Old Marylebone Road runs roughly parallel to, and immediately south of, Marylebone Road in the NW1 postal district, forming part of the western section of the A501 corridor. The street is approximately 382 metres in length and is publicly maintained by Transport for London, reflecting its function as part of a major arterial route rather than a purely local street.
The name preserves the memory of an earlier alignment of the route that would become Marylebone Road. When the New Road was constructed in 1756 under Parliamentary authority, it established a new bypass north of the built-up area. Old Marylebone Road represents the surviving fragment of an older western access into the neighbourhood, predating the formal road-building of the mid-eighteenth century.

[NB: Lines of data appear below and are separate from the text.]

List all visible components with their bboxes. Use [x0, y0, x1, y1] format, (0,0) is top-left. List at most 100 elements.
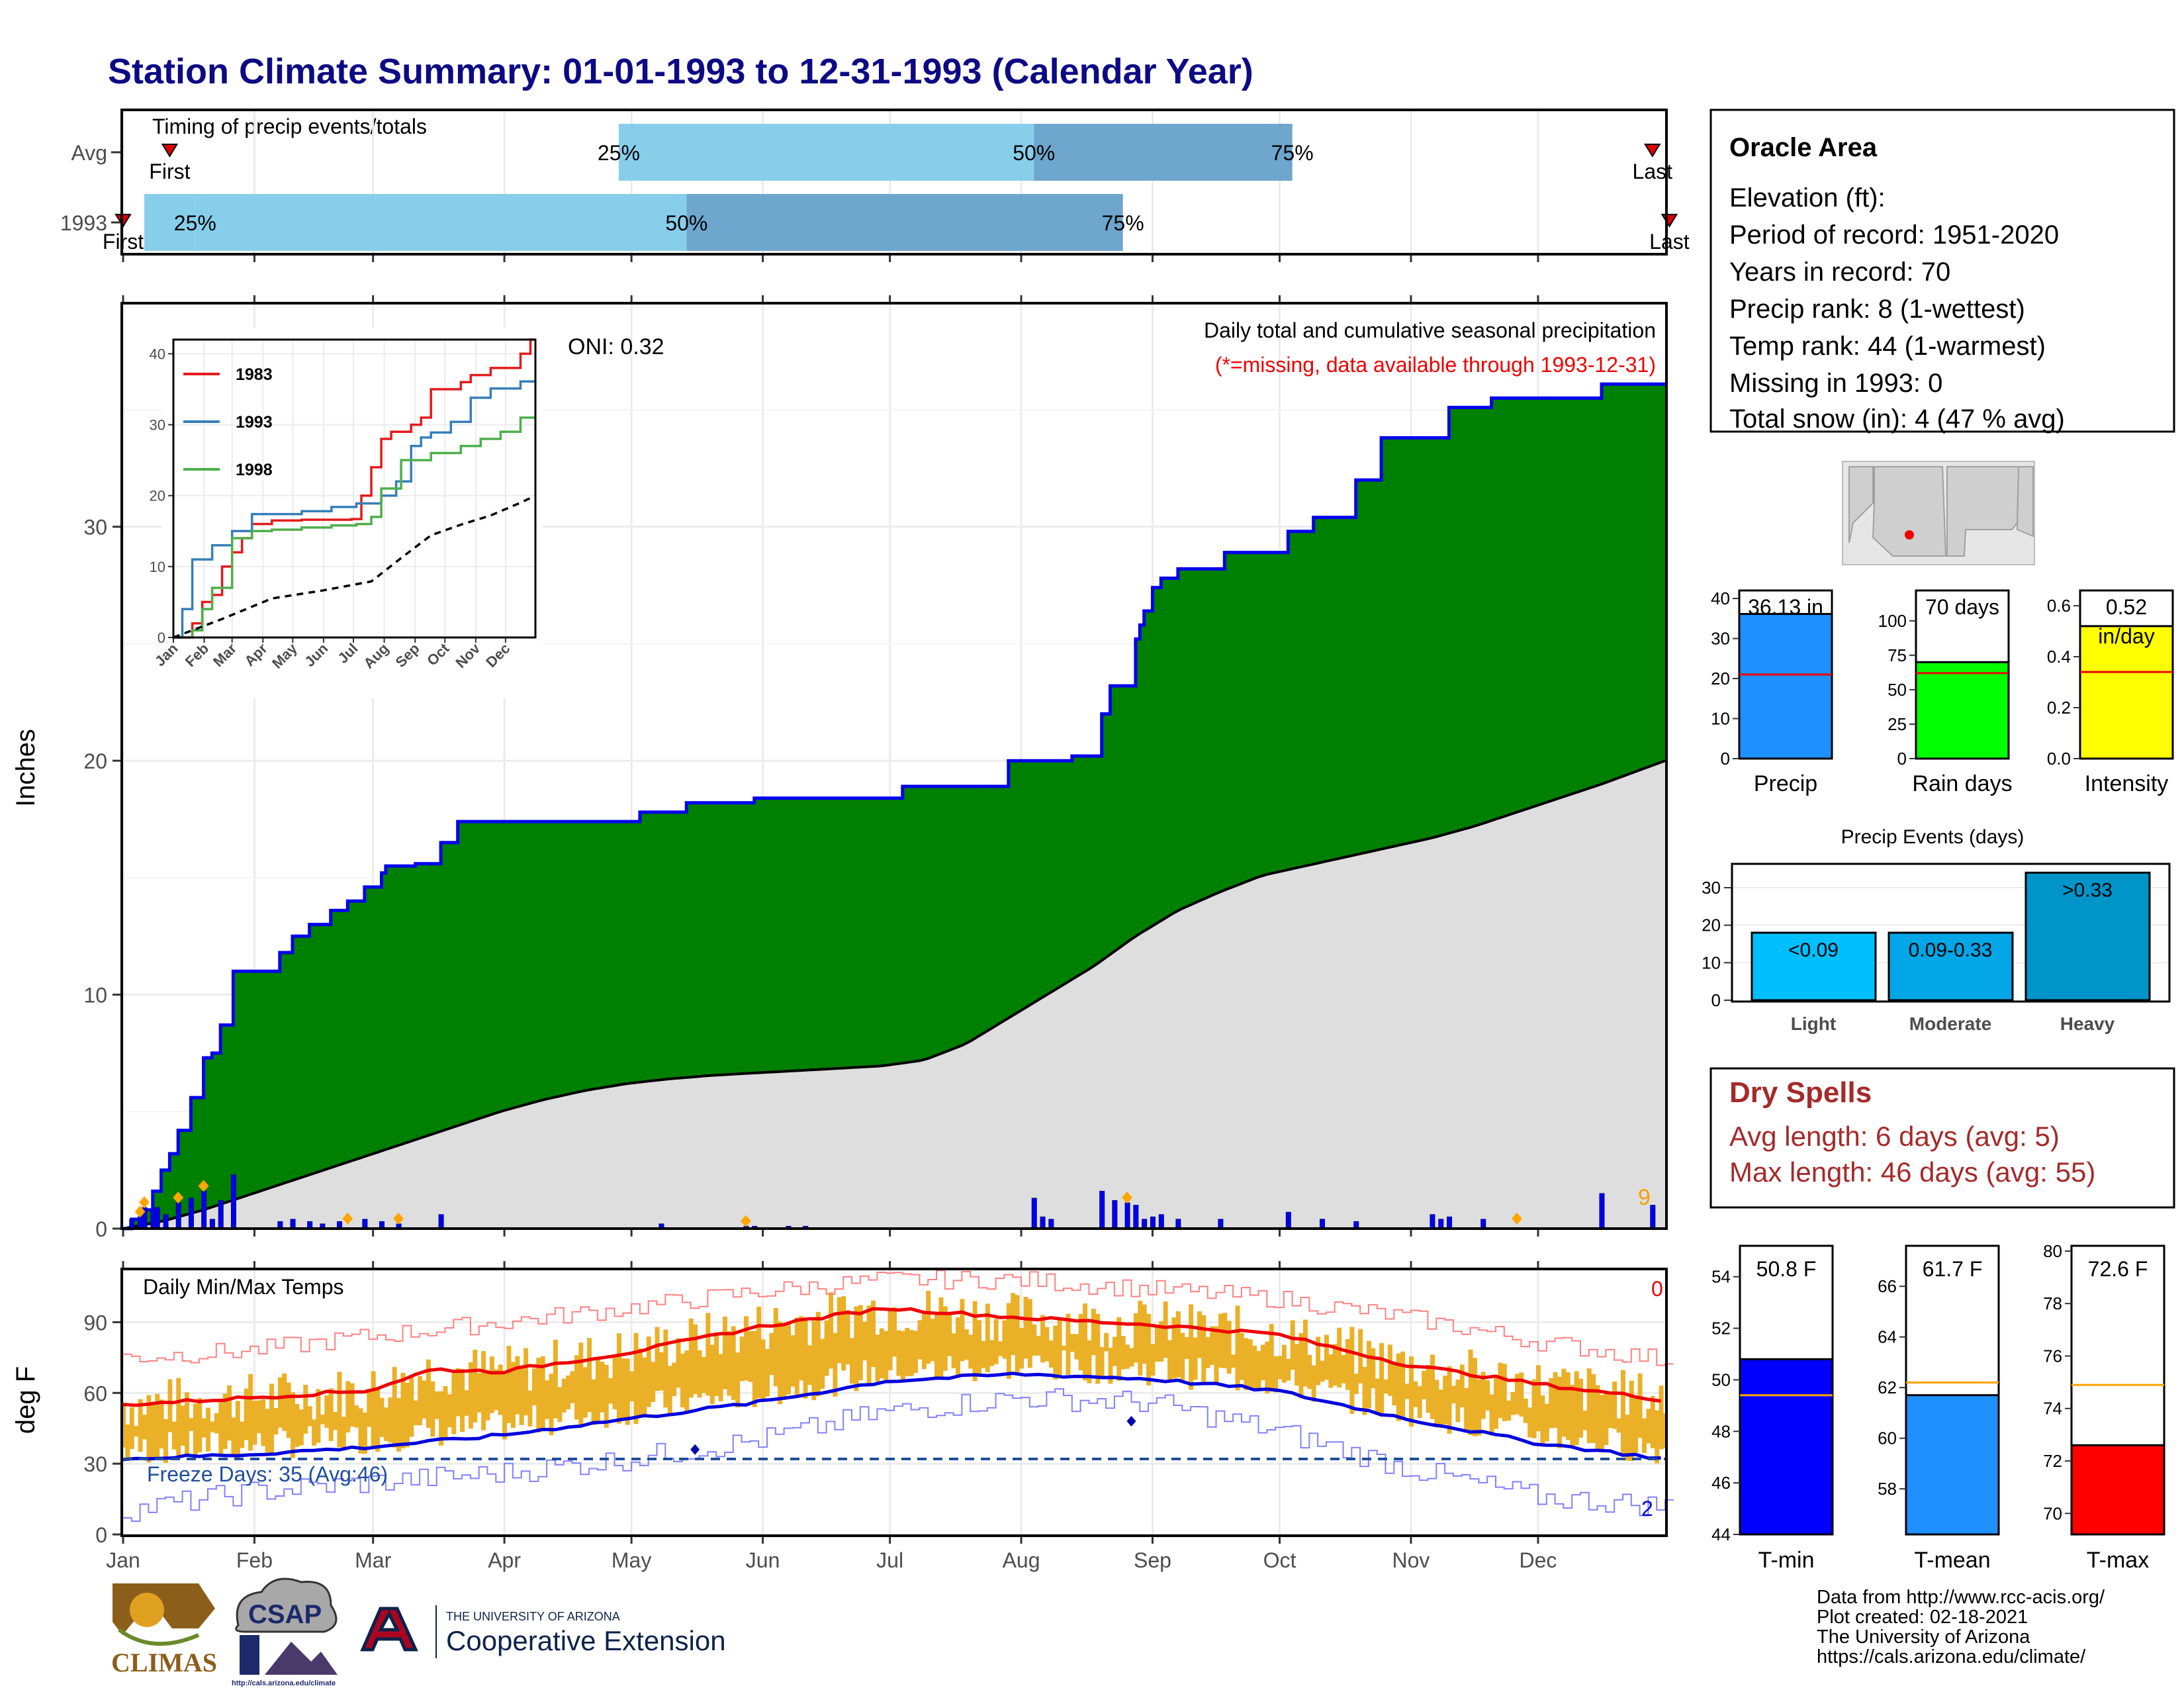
daily-temp-bar [697, 1350, 702, 1398]
daily-temp-bar [1226, 1321, 1232, 1374]
daily-temp-bar [1506, 1400, 1512, 1421]
dry-spells-frame [1709, 1067, 2175, 1209]
daily-temp-bar [1104, 1333, 1109, 1352]
month-label: Dec [1520, 1548, 1557, 1572]
station-location-dot [1905, 530, 1914, 539]
precip-event-category: Moderate [1909, 1013, 1991, 1034]
oni-label: ONI: 0.32 [568, 334, 664, 359]
daily-temp-bar [1514, 1374, 1520, 1415]
daily-temp-bar [1527, 1407, 1533, 1438]
daily-temp-bar [1248, 1339, 1253, 1387]
daily-temp-bar [549, 1374, 554, 1436]
events-y-tick-label: 20 [1702, 915, 1721, 935]
summary-bar-label: Intensity [2085, 771, 2169, 796]
daily-temp-bar [1604, 1393, 1609, 1445]
summary-bar-value: 36.13 in [1748, 595, 1823, 619]
station-name: Oracle Area [1729, 133, 1878, 162]
daily-temp-bar [545, 1380, 550, 1419]
daily-temp-bar [430, 1381, 435, 1437]
daily-temp-bar [1252, 1345, 1257, 1391]
ua-logo-small-text: THE UNIVERSITY OF ARIZONA [446, 1610, 620, 1623]
daily-precip-bar [1480, 1219, 1486, 1229]
csap-logo-cloud [235, 1577, 338, 1633]
daily-temp-bar [298, 1409, 304, 1446]
daily-temp-bar [1557, 1376, 1562, 1448]
daily-precip-bar [1040, 1216, 1046, 1229]
daily-temp-bar [1150, 1344, 1156, 1376]
daily-temp-bar [316, 1389, 321, 1443]
daily-temp-bar [1036, 1335, 1041, 1356]
daily-temp-bar [684, 1350, 690, 1413]
daily-temp-bar [464, 1390, 469, 1416]
daily-temp-bar [820, 1338, 825, 1389]
daily-temp-bar [1175, 1311, 1181, 1378]
record-low-count: 2 [1641, 1497, 1653, 1521]
month-label: Mar [355, 1548, 391, 1572]
daily-temp-bar [769, 1333, 774, 1376]
daily-temp-bar [1057, 1319, 1062, 1375]
daily-temp-bar [506, 1346, 512, 1423]
credit-plot-created: Plot created: 02-18-2021 [1817, 1607, 2028, 1628]
cumulative-precip-line [123, 382, 1667, 1231]
daily-temp-bar [1591, 1374, 1596, 1443]
daily-temp-bar [180, 1405, 185, 1446]
summary-bar-tick-label: 40 [1711, 588, 1730, 608]
temp-summary-bar-t-min [1739, 1358, 1834, 1536]
daily-precip-bar [438, 1214, 444, 1229]
ua-logo-mark [360, 1607, 418, 1652]
timing-bar-50-75 [686, 194, 1123, 251]
temperature-panel: deg F 0 30 60 90 Jan Feb Mar Apr May Jun Jul Aug Sep… [11, 1261, 1674, 1572]
precip-y-axis-label: Inches [11, 729, 40, 807]
daily-temp-bar [337, 1372, 342, 1448]
daily-temp-bar [1574, 1371, 1579, 1446]
inset-series-average [173, 494, 536, 639]
temperature-y-axis-label: deg F [11, 1366, 40, 1434]
timing-bar-25-50 [195, 194, 687, 251]
daily-temp-bar [1413, 1381, 1418, 1407]
daily-temp-bar [354, 1405, 359, 1428]
credit-university: The University of Arizona [1817, 1626, 2030, 1648]
daily-temp-bar [905, 1327, 910, 1376]
csap-logo-url: http://cals.arizona.edu/climate [232, 1679, 336, 1687]
daily-temp-bar [718, 1354, 723, 1401]
daily-temp-bar [578, 1342, 584, 1427]
daily-temp-bar [460, 1368, 465, 1432]
daily-precip-bar [154, 1207, 160, 1229]
daily-temp-bar [1286, 1358, 1291, 1381]
daily-temp-bar [286, 1382, 291, 1438]
timing-row-label: 1993 [60, 211, 107, 235]
daily-temp-bar [1138, 1301, 1143, 1376]
station-temp-rank: Temp rank: 44 (1-warmest) [1729, 332, 2046, 361]
daily-temp-bar [1189, 1304, 1194, 1390]
daily-temp-bar [1616, 1418, 1621, 1433]
daily-temp-bar [383, 1407, 388, 1441]
daily-temp-bar [1570, 1385, 1575, 1448]
summary-bar-intensity [2079, 625, 2174, 760]
station-info-box: Oracle Area Elevation (ft): Period of re… [1709, 109, 2175, 434]
daily-temp-bar [193, 1403, 198, 1456]
daily-temp-bar [1599, 1395, 1604, 1453]
daily-precip-bar [1599, 1193, 1605, 1229]
precip-event-bar-label: 0.09-0.33 [1909, 939, 1993, 961]
average-precip-line [122, 759, 1666, 1230]
daily-temp-bar [1320, 1360, 1325, 1382]
daily-precip-bar [188, 1197, 194, 1229]
daily-temp-bar [756, 1307, 762, 1399]
snow-day-marker [173, 1192, 184, 1204]
summary-bar-label: Precip [1754, 771, 1817, 796]
daily-temp-bar [502, 1374, 508, 1440]
daily-precip-bar [1142, 1219, 1148, 1229]
daily-temp-bar [676, 1338, 681, 1388]
daily-temp-bar [926, 1290, 931, 1364]
daily-temp-bar [388, 1397, 393, 1443]
daily-temp-bar [1099, 1346, 1105, 1378]
timing-label-75: 75% [1102, 211, 1144, 235]
daily-temp-bar [1231, 1354, 1236, 1368]
daily-temp-bar [1180, 1333, 1185, 1381]
daily-temp-bar [371, 1371, 376, 1450]
inset-y-tick-label: 30 [150, 417, 165, 434]
daily-temp-bar [1112, 1336, 1117, 1366]
daily-temp-bar [1341, 1355, 1346, 1383]
temp-summary-tick-label: 54 [1711, 1267, 1731, 1287]
daily-temp-bar [778, 1321, 783, 1405]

The area around Old Marylebone Road sits on the boundary between Marylebone proper and the Lisson Grove district to the north-west, an area with its own distinct working-class history shaped by the arrival of the Regent's Canal in 1810 and the railway at Marylebone in 1899. A listed building at 207 Old Marylebone Road is identified within the Bryanston and Dorset Square ward, which falls within the Portman Estate's western holdings. The road carries through traffic efficiently while the streets to its immediate south return quickly to residential scale. For context on the main arterial route, Marylebone Road runs the full east-west span of the neighbourhood's northern edge.